Ustaz Ahmad juga menjelaskan manfaat dari mengenal nasab. Menurutnya, manfaat untuk kalangan sayyid agar mereka mengetahui asal usul silsilah keluarga mereka. Tujuannya agar dapat mencontoh dan mengikut kepribadian Nabi Muhammad SAW. Jadi, untuk apa kalau nasabnya bagus, tapi perilaku dan akhlaknya tidak sesuai maka akan sangat disayangkan sekali.

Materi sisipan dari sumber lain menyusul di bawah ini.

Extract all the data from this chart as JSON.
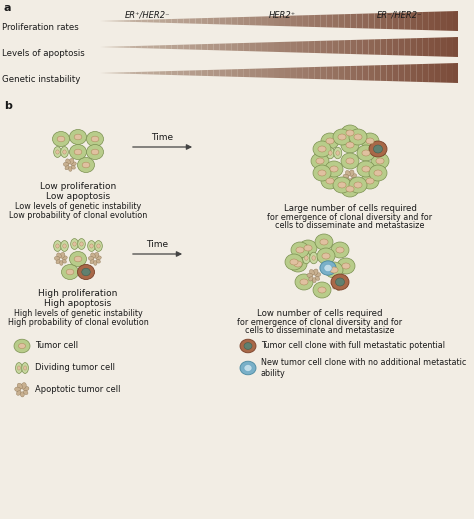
{
  "bg_color": "#f2ede4",
  "panel_a_label": "a",
  "panel_b_label": "b",
  "col_labels": [
    "ER⁺/HER2⁻",
    "HER2⁺",
    "ER⁻/HER2⁻"
  ],
  "row_labels": [
    "Proliferation rates",
    "Levels of apoptosis",
    "Genetic instability"
  ],
  "tri_color_left": "#c8b8a8",
  "tri_color_right": "#7a4a38",
  "arrow_color": "#444444",
  "text_color": "#1a1a1a",
  "cell_green": "#b8cc8a",
  "cell_green_edge": "#7a9050",
  "cell_nucleus": "#e0c0a0",
  "cell_nucleus_edge": "#b09060",
  "cell_brown_outer": "#a86848",
  "cell_brown_inner": "#608070",
  "cell_blue_outer": "#7ab0c8",
  "cell_blue_inner": "#c0dce8",
  "cell_apo": "#c8b090",
  "cell_dividing": "#c8d8a0"
}
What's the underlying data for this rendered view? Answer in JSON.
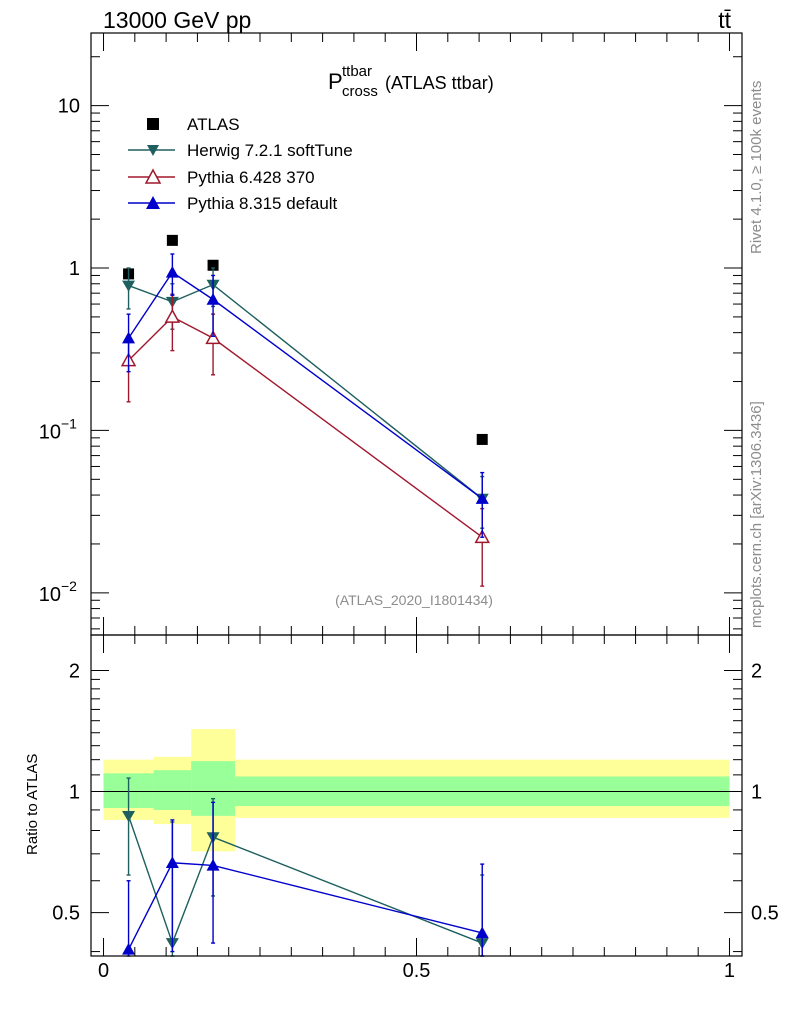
{
  "header": {
    "energy": "13000 GeV pp",
    "process": "tt̄"
  },
  "side": {
    "rivet": "Rivet 4.1.0, ≥ 100k events",
    "source": "mcplots.cern.ch [arXiv:1306.3436]"
  },
  "chart_data": [
    {
      "type": "line",
      "panel": "main",
      "title_main": "P",
      "title_sup": "ttbar",
      "title_sub": "cross",
      "title_rest": "(ATLAS ttbar)",
      "watermark": "(ATLAS_2020_I1801434)",
      "yscale": "log",
      "xlim": [
        -0.02,
        1.02
      ],
      "ylim": [
        0.0055,
        28
      ],
      "yticks": [
        {
          "v": 10,
          "label": "10"
        },
        {
          "v": 1,
          "label": "1"
        },
        {
          "v": 0.1,
          "base": "10",
          "exp": "−1"
        },
        {
          "v": 0.01,
          "base": "10",
          "exp": "−2"
        }
      ],
      "legend_position": "top-left",
      "series": [
        {
          "name": "ATLAS",
          "marker": "square",
          "color": "#000000",
          "x": [
            0.04,
            0.11,
            0.175,
            0.605
          ],
          "y": [
            0.92,
            1.48,
            1.04,
            0.088
          ]
        },
        {
          "name": "Herwig 7.2.1 softTune",
          "marker": "triangle-down",
          "color": "#1e5f5f",
          "x": [
            0.04,
            0.11,
            0.175,
            0.605
          ],
          "y": [
            0.78,
            0.62,
            0.79,
            0.038
          ],
          "yerr": [
            [
              0.56,
              1.0
            ],
            [
              0.42,
              0.8
            ],
            [
              0.58,
              1.0
            ],
            [
              0.025,
              0.052
            ]
          ]
        },
        {
          "name": "Pythia 6.428 370",
          "marker": "triangle-up-open",
          "color": "#a0182d",
          "x": [
            0.04,
            0.11,
            0.175,
            0.605
          ],
          "y": [
            0.27,
            0.5,
            0.37,
            0.022
          ],
          "yerr": [
            [
              0.15,
              0.38
            ],
            [
              0.31,
              0.69
            ],
            [
              0.22,
              0.52
            ],
            [
              0.011,
              0.033
            ]
          ]
        },
        {
          "name": "Pythia 8.315 default",
          "marker": "triangle-up",
          "color": "#0000cc",
          "x": [
            0.04,
            0.11,
            0.175,
            0.605
          ],
          "y": [
            0.37,
            0.94,
            0.64,
            0.038
          ],
          "yerr": [
            [
              0.23,
              0.52
            ],
            [
              0.68,
              1.22
            ],
            [
              0.38,
              0.9
            ],
            [
              0.022,
              0.055
            ]
          ]
        }
      ]
    },
    {
      "type": "line",
      "panel": "ratio",
      "ylabel": "Ratio to ATLAS",
      "yscale": "log",
      "xlim": [
        -0.02,
        1.02
      ],
      "ylim": [
        0.39,
        2.45
      ],
      "yticks": [
        {
          "v": 2,
          "label": "2"
        },
        {
          "v": 1,
          "label": "1"
        },
        {
          "v": 0.5,
          "label": "0.5"
        }
      ],
      "xticks": [
        {
          "v": 0,
          "label": "0"
        },
        {
          "v": 0.5,
          "label": "0.5"
        },
        {
          "v": 1,
          "label": "1"
        }
      ],
      "bands": [
        {
          "x0": 0.0,
          "x1": 0.08,
          "yellow": [
            0.85,
            1.2
          ],
          "green": [
            0.91,
            1.11
          ]
        },
        {
          "x0": 0.08,
          "x1": 0.14,
          "yellow": [
            0.83,
            1.22
          ],
          "green": [
            0.9,
            1.13
          ]
        },
        {
          "x0": 0.14,
          "x1": 0.21,
          "yellow": [
            0.71,
            1.43
          ],
          "green": [
            0.87,
            1.19
          ]
        },
        {
          "x0": 0.21,
          "x1": 1.0,
          "yellow": [
            0.86,
            1.2
          ],
          "green": [
            0.92,
            1.09
          ]
        }
      ],
      "series": [
        {
          "name": "Herwig 7.2.1 softTune",
          "marker": "triangle-down",
          "color": "#1e5f5f",
          "x": [
            0.04,
            0.11,
            0.175,
            0.605
          ],
          "y": [
            0.87,
            0.42,
            0.77,
            0.42
          ],
          "yerr": [
            [
              0.62,
              1.08
            ],
            [
              0.3,
              0.84
            ],
            [
              0.55,
              0.96
            ],
            [
              0.3,
              0.62
            ]
          ]
        },
        {
          "name": "Pythia 8.315 default",
          "marker": "triangle-up",
          "color": "#0000cc",
          "x": [
            0.04,
            0.11,
            0.175,
            0.605
          ],
          "y": [
            0.405,
            0.665,
            0.655,
            0.445
          ],
          "yerr": [
            [
              0.3,
              0.6
            ],
            [
              0.4,
              0.85
            ],
            [
              0.42,
              0.94
            ],
            [
              0.3,
              0.66
            ]
          ]
        }
      ]
    }
  ]
}
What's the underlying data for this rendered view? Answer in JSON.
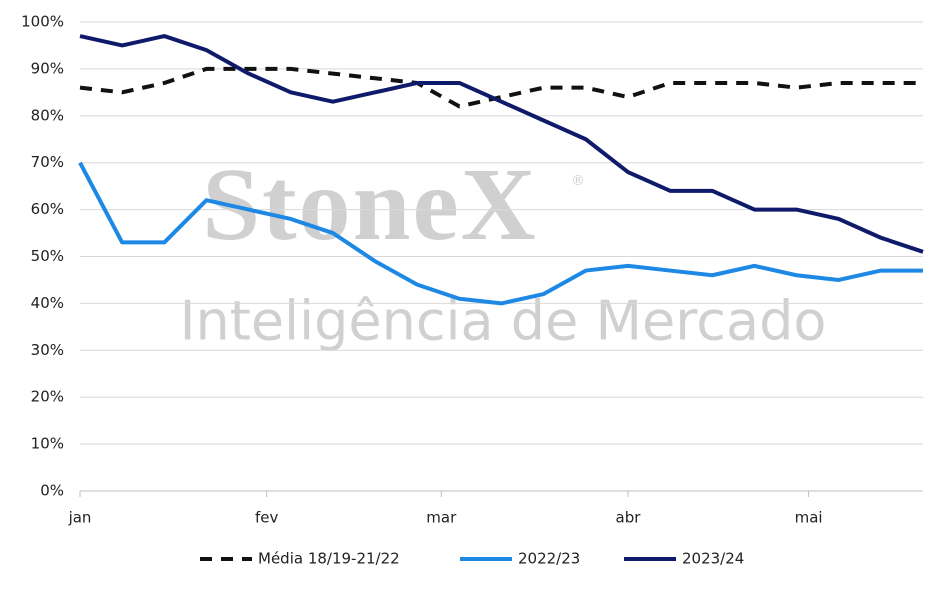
{
  "chart_data": {
    "type": "line",
    "watermark": {
      "brand": "StoneX",
      "mark": "®",
      "subtitle": "Inteligência de Mercado"
    },
    "x": [
      1,
      8,
      15,
      22,
      29,
      36,
      43,
      50,
      57,
      64,
      71,
      78,
      85,
      92,
      99,
      106,
      113,
      120,
      127,
      134,
      141
    ],
    "xlim": [
      1,
      141
    ],
    "xticks": [
      {
        "value": 1,
        "label": "jan"
      },
      {
        "value": 32,
        "label": "fev"
      },
      {
        "value": 61,
        "label": "mar"
      },
      {
        "value": 92,
        "label": "abr"
      },
      {
        "value": 122,
        "label": "mai"
      }
    ],
    "ylim": [
      0,
      100
    ],
    "yticks": [
      {
        "value": 0,
        "label": "0%"
      },
      {
        "value": 10,
        "label": "10%"
      },
      {
        "value": 20,
        "label": "20%"
      },
      {
        "value": 30,
        "label": "30%"
      },
      {
        "value": 40,
        "label": "40%"
      },
      {
        "value": 50,
        "label": "50%"
      },
      {
        "value": 60,
        "label": "60%"
      },
      {
        "value": 70,
        "label": "70%"
      },
      {
        "value": 80,
        "label": "80%"
      },
      {
        "value": 90,
        "label": "90%"
      },
      {
        "value": 100,
        "label": "100%"
      }
    ],
    "grid": true,
    "legend": "bottom",
    "series": [
      {
        "name": "Média 18/19-21/22",
        "color": "#111111",
        "dashed": true,
        "values": [
          86,
          85,
          87,
          90,
          90,
          90,
          89,
          88,
          87,
          82,
          84,
          86,
          86,
          84,
          87,
          87,
          87,
          86,
          87,
          87,
          87
        ]
      },
      {
        "name": "2022/23",
        "color": "#1e88e5",
        "dashed": false,
        "values": [
          70,
          53,
          53,
          62,
          60,
          58,
          55,
          49,
          44,
          41,
          40,
          42,
          47,
          48,
          47,
          46,
          48,
          46,
          45,
          47,
          47
        ]
      },
      {
        "name": "2023/24",
        "color": "#0f1a6b",
        "dashed": false,
        "values": [
          97,
          95,
          97,
          94,
          89,
          85,
          83,
          85,
          87,
          87,
          83,
          79,
          75,
          68,
          64,
          64,
          60,
          60,
          58,
          54,
          51
        ]
      }
    ]
  }
}
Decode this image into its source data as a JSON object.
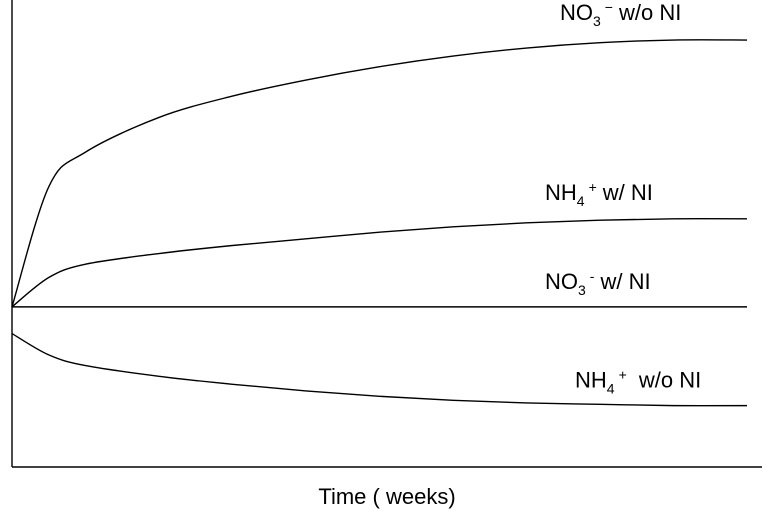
{
  "chart_data": {
    "type": "line",
    "title": "",
    "xlabel": "Time ( weeks)",
    "ylabel": "",
    "grid": false,
    "legend": "inline-labels",
    "series": [
      {
        "label": {
          "base": "NO",
          "sub": "3",
          "sup": "−",
          "suffix": "w/o NI"
        },
        "x": [
          0,
          0.5,
          1,
          2,
          3,
          4,
          5,
          6,
          7,
          8,
          9,
          10
        ],
        "y": [
          0,
          0.45,
          0.58,
          0.71,
          0.79,
          0.85,
          0.9,
          0.94,
          0.97,
          0.99,
          1.0,
          1.0
        ]
      },
      {
        "label": {
          "base": "NH",
          "sub": "4",
          "sup": "+",
          "suffix": "w/ NI"
        },
        "x": [
          0,
          0.5,
          1,
          2,
          3,
          4,
          5,
          6,
          7,
          8,
          9,
          10
        ],
        "y": [
          0,
          0.11,
          0.16,
          0.2,
          0.23,
          0.255,
          0.28,
          0.3,
          0.315,
          0.325,
          0.33,
          0.33
        ]
      },
      {
        "label": {
          "base": "NO",
          "sub": "3",
          "sup": "-",
          "suffix": "w/ NI"
        },
        "x": [
          0,
          10
        ],
        "y": [
          0,
          0
        ]
      },
      {
        "label": {
          "base": "NH",
          "sub": "4",
          "sup": "+",
          "suffix": " w/o NI"
        },
        "x": [
          0,
          0.5,
          1,
          2,
          3,
          4,
          5,
          6,
          7,
          8,
          9,
          10
        ],
        "y": [
          -0.1,
          -0.18,
          -0.22,
          -0.26,
          -0.29,
          -0.315,
          -0.335,
          -0.35,
          -0.36,
          -0.365,
          -0.37,
          -0.37
        ]
      }
    ],
    "xlim": [
      0,
      10
    ],
    "ylim": [
      -0.6,
      1.15
    ]
  }
}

"Manfaatnya itu, supaya kita lebih kenal jati diri kita, kita mempunyai keturunan pertalian kepada nabi sehingga kita dapat mengikuti kepribadian, akhlak, sifat beliau yang sangat mulia," ujar Ustaz Ahmad.

Menurutnya, manfaat secara umum, bagi Muslim yang menisbahkan dirinya kepada agama Islam tapi tidak mengikuti ajaran Islam, maka alangkah sangat disayangkan. Bahkan, kalau melakukan hal-hal yang buruk justru akan mencoreng nama baik Islam.